Le Guangxi est
la troisième province la plus touchée par le sida en Chine. Et même si
le taux de personnes infectées n'est pas très élevé, cela fait beaucoup
de patients, alors que l'accès aux soins est assez faible. Un véritable
problème de traitement des malades du sida se posait donc. "Nous avons
fait une enquête qui montre que 20 à 25% des séropositifs sont
aujourd'hui malades du sida", indique Cheng Jie, directeur adjoint du
Centre de contrôle et de prévention des maladies (CDC) de la province
du Guangxi. L'ouverture, le 1er décembre 2003, de la clinique VIH/sida
à Nanning est donc une avancée indispensable.
A
la clinique, MSF a mis en place un processus de prise en charge des
patients séropositifs et des malades du sida. "Quand les patients
viennent à la clinique, ils sont reçus par les médecins. Dans un
premier temps, nous leur donnons des médicaments pour prévenir les
maladies opportunistes. Puis, lorsque nous estimons qu'un patient a
besoin des antirétroviraux, nous commençons par le recevoir pour une
série d'entretiens pour les préparer à la prise du traitement. C'est un
traitement à vie, donc c'est important que les patients en comprennent
les implications, et pourquoi il est essentiel de les prendre chaque
jour, à heure fixe", insiste Selina Lo, médecin australienne d'origine
chinoise.
Soigner le corps et lutter contre les discriminations
Au bout de six mois d'activités, 140 patients sont désormais suivis,
dont 80 reçoivent des antirétroviraux. Les premiers résultats sont
encourageants. "C'est une prise en charge complète, depuis la salle
d'attente jusqu'à la consultation et en passant par les entretiens
conseil. Les problèmes sont résolus à temps et nous recevons un soutien
psychologique. Les docteurs se renseignent sérieusement sur les effets
secondaires des médicaments. Nous, nous sentons que la maladie n'est
pas si terrible. En plus, je vois de très bons résultats dans le
traitement", témoigne un patient.
Si
soigner les malades est essentiel, MSF s'efforce aussi de faire reculer
les discriminations dont sont victimes les personnes infectées par le
VIH. "Il y a encore beaucoup de stigmatisation et de malentendus autour
du sida et des personnes séropositives. Il est important que nous
soyons capable d'offrir un environnement approprié aux malades et
d'encourager les autres autour de nous à faire de même. Car ainsi, non
seulement les malades pourront bénéficier d'un traitement, mais aussi
reprendre une vie normale", souligne Selina.

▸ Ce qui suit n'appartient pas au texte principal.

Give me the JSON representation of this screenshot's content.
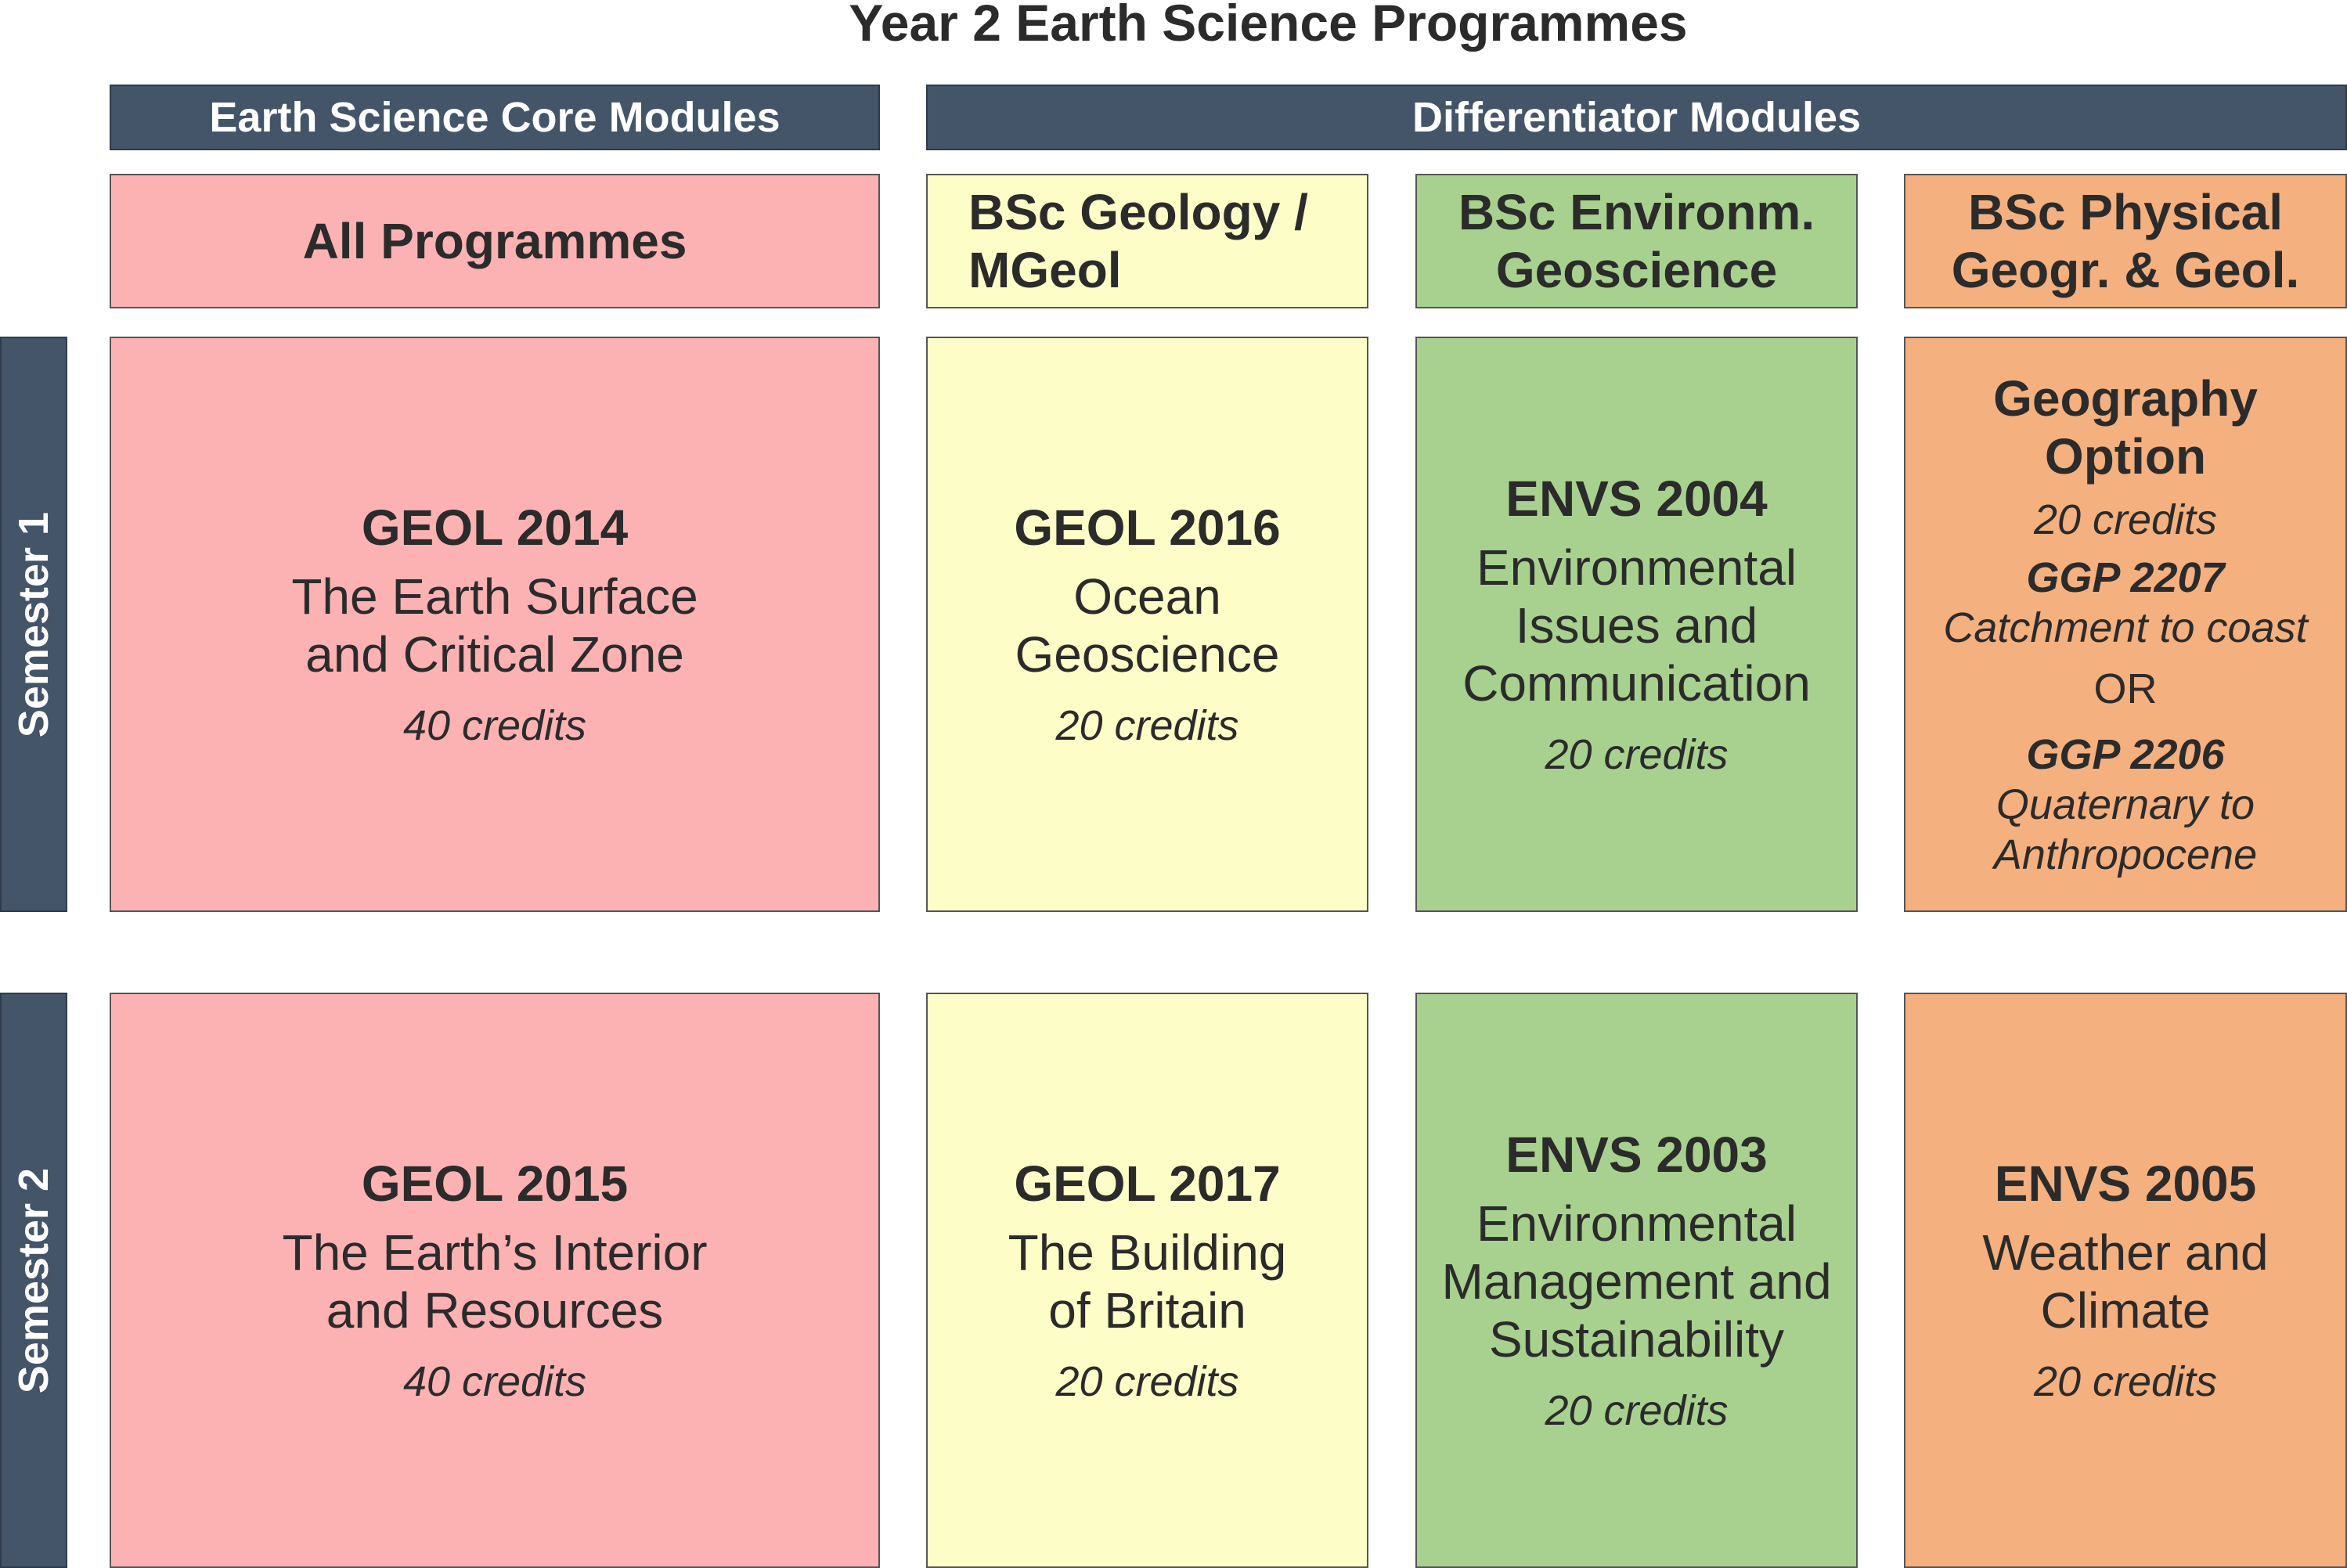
{
  "title": "Year 2 Earth Science Programmes",
  "top_headers": {
    "core": "Earth Science Core Modules",
    "differentiator": "Differentiator Modules"
  },
  "programmes": {
    "all": [
      "All Programmes"
    ],
    "geology": [
      "BSc Geology /",
      "MGeol"
    ],
    "environ": [
      "BSc Environm.",
      "Geoscience"
    ],
    "physical": [
      "BSc Physical",
      "Geogr. & Geol."
    ]
  },
  "semesters": [
    "Semester 1",
    "Semester 2"
  ],
  "semester1": {
    "core": {
      "code": "GEOL 2014",
      "name": [
        "The Earth Surface",
        "and Critical Zone"
      ],
      "credits": "40 credits"
    },
    "geology": {
      "code": "GEOL 2016",
      "name": [
        "Ocean",
        "Geoscience"
      ],
      "credits": "20 credits"
    },
    "environ": {
      "code": "ENVS 2004",
      "name": [
        "Environmental",
        "Issues and",
        "Communication"
      ],
      "credits": "20 credits"
    },
    "physical": {
      "title": [
        "Geography",
        "Option"
      ],
      "credits": "20 credits",
      "option1": {
        "code": "GGP 2207",
        "name": [
          "Catchment to coast"
        ]
      },
      "or": "OR",
      "option2": {
        "code": "GGP 2206",
        "name": [
          "Quaternary to",
          "Anthropocene"
        ]
      }
    }
  },
  "semester2": {
    "core": {
      "code": "GEOL 2015",
      "name": [
        "The Earth’s Interior",
        "and Resources"
      ],
      "credits": "40 credits"
    },
    "geology": {
      "code": "GEOL 2017",
      "name": [
        "The Building",
        "of Britain"
      ],
      "credits": "20 credits"
    },
    "environ": {
      "code": "ENVS 2003",
      "name": [
        "Environmental",
        "Management and",
        "Sustainability"
      ],
      "credits": "20 credits"
    },
    "physical": {
      "code": "ENVS 2005",
      "name": [
        "Weather and",
        "Climate"
      ],
      "credits": "20 credits"
    }
  },
  "colors": {
    "header_bar": "#445469",
    "core": "#fcb2b3",
    "geology": "#fdfdc8",
    "environ": "#a8d18f",
    "physical": "#f4b07f"
  }
}
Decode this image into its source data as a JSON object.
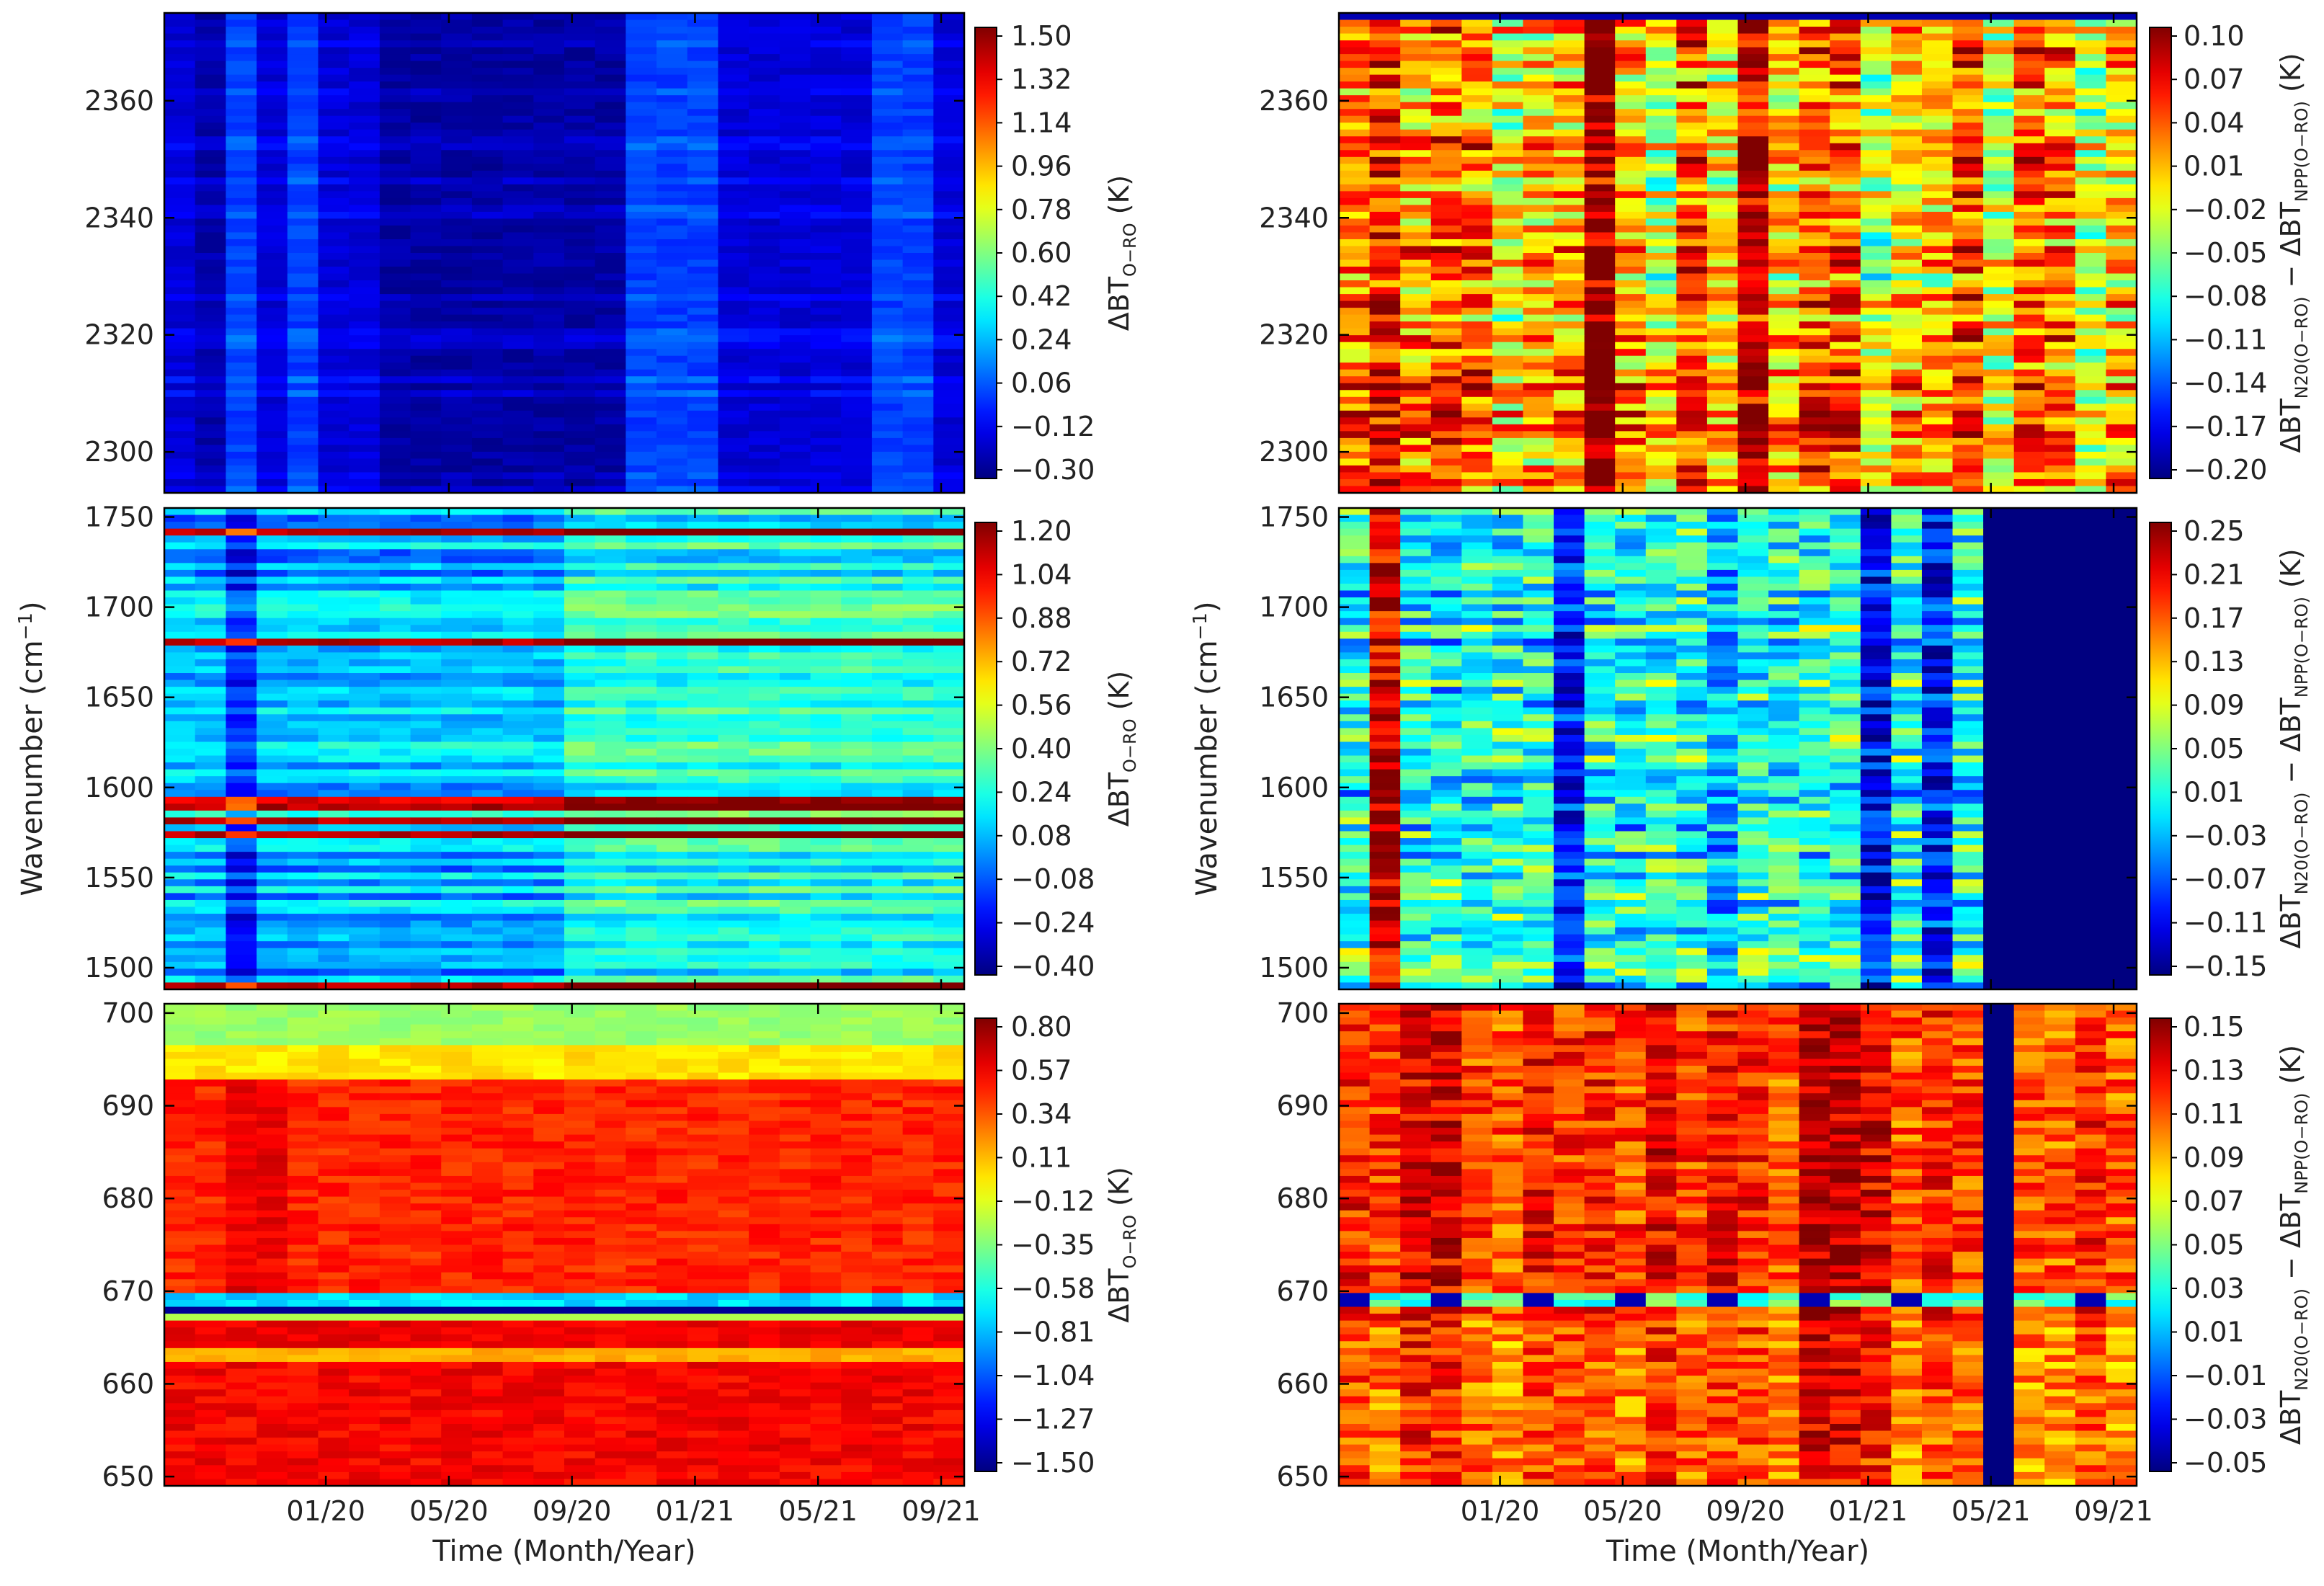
{
  "chart_data": [
    {
      "type": "heatmap",
      "position": "top-left",
      "ylim": [
        2293,
        2375
      ],
      "yticks": [
        "2300",
        "2320",
        "2340",
        "2360"
      ],
      "xticks": [],
      "colorbar": {
        "ticks": [
          "1.50",
          "1.32",
          "1.14",
          "0.96",
          "0.78",
          "0.60",
          "0.42",
          "0.24",
          "0.06",
          "−0.12",
          "−0.30"
        ],
        "range": [
          -0.3,
          1.5
        ],
        "label": "ΔBT",
        "label_sub": "O−RO",
        "label_unit": "(K)"
      },
      "pattern": "co2_band_blue"
    },
    {
      "type": "heatmap",
      "position": "middle-left",
      "ylim": [
        1488,
        1755
      ],
      "yticks": [
        "1500",
        "1550",
        "1600",
        "1650",
        "1700",
        "1750"
      ],
      "xticks": [],
      "colorbar": {
        "ticks": [
          "1.20",
          "1.04",
          "0.88",
          "0.72",
          "0.56",
          "0.40",
          "0.24",
          "0.08",
          "−0.08",
          "−0.24",
          "−0.40"
        ],
        "range": [
          -0.4,
          1.2
        ],
        "label": "ΔBT",
        "label_sub": "O−RO",
        "label_unit": "(K)"
      },
      "pattern": "water_vapor_band"
    },
    {
      "type": "heatmap",
      "position": "bottom-left",
      "ylim": [
        649,
        701
      ],
      "yticks": [
        "650",
        "660",
        "670",
        "680",
        "690",
        "700"
      ],
      "xticks": [
        "01/20",
        "05/20",
        "09/20",
        "01/21",
        "05/21",
        "09/21"
      ],
      "xlabel": "Time (Month/Year)",
      "colorbar": {
        "ticks": [
          "0.80",
          "0.57",
          "0.34",
          "0.11",
          "−0.12",
          "−0.35",
          "−0.58",
          "−0.81",
          "−1.04",
          "−1.27",
          "−1.50"
        ],
        "range": [
          -1.5,
          0.8
        ],
        "label": "ΔBT",
        "label_sub": "O−RO",
        "label_unit": "(K)"
      },
      "pattern": "co2_15um_band"
    },
    {
      "type": "heatmap",
      "position": "top-right",
      "ylim": [
        2293,
        2375
      ],
      "yticks": [
        "2300",
        "2320",
        "2340",
        "2360"
      ],
      "xticks": [],
      "colorbar": {
        "ticks": [
          "0.10",
          "0.07",
          "0.04",
          "0.01",
          "−0.02",
          "−0.05",
          "−0.08",
          "−0.11",
          "−0.14",
          "−0.17",
          "−0.20"
        ],
        "range": [
          -0.2,
          0.1
        ],
        "label": "ΔBT",
        "label_sub": "N20(O−RO)",
        "label_mid": " − ΔBT",
        "label_sub2": "NPP(O−RO)",
        "label_unit": "(K)"
      },
      "pattern": "diff_mixed"
    },
    {
      "type": "heatmap",
      "position": "middle-right",
      "ylim": [
        1488,
        1755
      ],
      "yticks": [
        "1500",
        "1550",
        "1600",
        "1650",
        "1700",
        "1750"
      ],
      "xticks": [],
      "colorbar": {
        "ticks": [
          "0.25",
          "0.21",
          "0.17",
          "0.13",
          "0.09",
          "0.05",
          "0.01",
          "−0.03",
          "−0.07",
          "−0.11",
          "−0.15"
        ],
        "range": [
          -0.15,
          0.25
        ],
        "label": "ΔBT",
        "label_sub": "N20(O−RO)",
        "label_mid": " − ΔBT",
        "label_sub2": "NPP(O−RO)",
        "label_unit": "(K)"
      },
      "pattern": "diff_water_vapor"
    },
    {
      "type": "heatmap",
      "position": "bottom-right",
      "ylim": [
        649,
        701
      ],
      "yticks": [
        "650",
        "660",
        "670",
        "680",
        "690",
        "700"
      ],
      "xticks": [
        "01/20",
        "05/20",
        "09/20",
        "01/21",
        "05/21",
        "09/21"
      ],
      "xlabel": "Time (Month/Year)",
      "colorbar": {
        "ticks": [
          "0.15",
          "0.13",
          "0.11",
          "0.09",
          "0.07",
          "0.05",
          "0.03",
          "0.01",
          "−0.01",
          "−0.03",
          "−0.05"
        ],
        "range": [
          -0.05,
          0.15
        ],
        "label": "ΔBT",
        "label_sub": "N20(O−RO)",
        "label_mid": " − ΔBT",
        "label_sub2": "NPP(O−RO)",
        "label_unit": "(K)"
      },
      "pattern": "diff_co2_15um"
    }
  ],
  "shared": {
    "ylabel": "Wavenumber",
    "ylabel_unit": "(cm",
    "ylabel_exp": "−1",
    "ylabel_close": ")",
    "xlabel": "Time (Month/Year)"
  }
}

Des traitements trop chers et pas toujours adaptés
Mais ce n'est encore qu'un premier pas. Beaucoup de problèmes
demeurent, notamment celui du coût des traitements. Pour l'heure, MSF
doit acheter la plupart de ses médicaments antirétroviraux aux grands
laboratoires, à prix forts. D'une part, les génériques produits par des
fabricants chinois ne présentent pas encore les garanties de qualité
suffisantes et n'ont pas reçu l'agrément de l'Organisation mondiale de
la santé. D'autre part, certains antirétroviraux, parce qu'ils sont
protégés par des brevets, ne peuvent pas être produits sous forme
générique en Chine. Pour le même nombre de patients et pour un même
traitement en Afrique, MSF paie dix fois plus cher en Chine.
Outre
les questions de coûts, MSF est confrontée au problème du traitement
des enfants. En effet, cinq enfants séropositifs sont suivis à la
clinique, dont trois reçoivent des ARV. "Il n'existe pas en Chine de
dosages pédiatriques appropriés, les antirétroviraux pédiatriques ne
sont pas encore produits ici", déplore le docteur Tang, médecin à la
clinique. "Nous sommes donc obligés de diviser des comprimés pour
adultes en plusieurs morceaux pour soigner les enfants", explique Yves
Marchandy, chef de mission de MSF à Nanning.
Une visite de parlementaires chinois
Malgré ces défis, la clinique augmente progressivement le nombre de
patients suivis. "L'objectif, c'est d'arriver à prendre en charge 210
patients sous ARV d'ici à la fin de l'année et de partager notre
expérience avec nos collègues chinois du Guangxi et auprès des
autorités centrales du pays", projette Yves Marchandy. Une délégation
de parlementaires chinois est d'ailleurs récemment venue de Pékin pour
visiter la clinique. "En Chine, nous essayons d'explorer et de trouver
un modèle pour fournir un traitement efficace aux patients
séropositifs. Cette coopération avec MSF nous offre une expérience
utile pour la mise au point de traitements similaires à Nanning ou
ailleurs dans la province du Guangxi", explique Cheng Jie.
Cet article est basé sur le reportage diffusé par TV Nanning, télévision locale chinoise.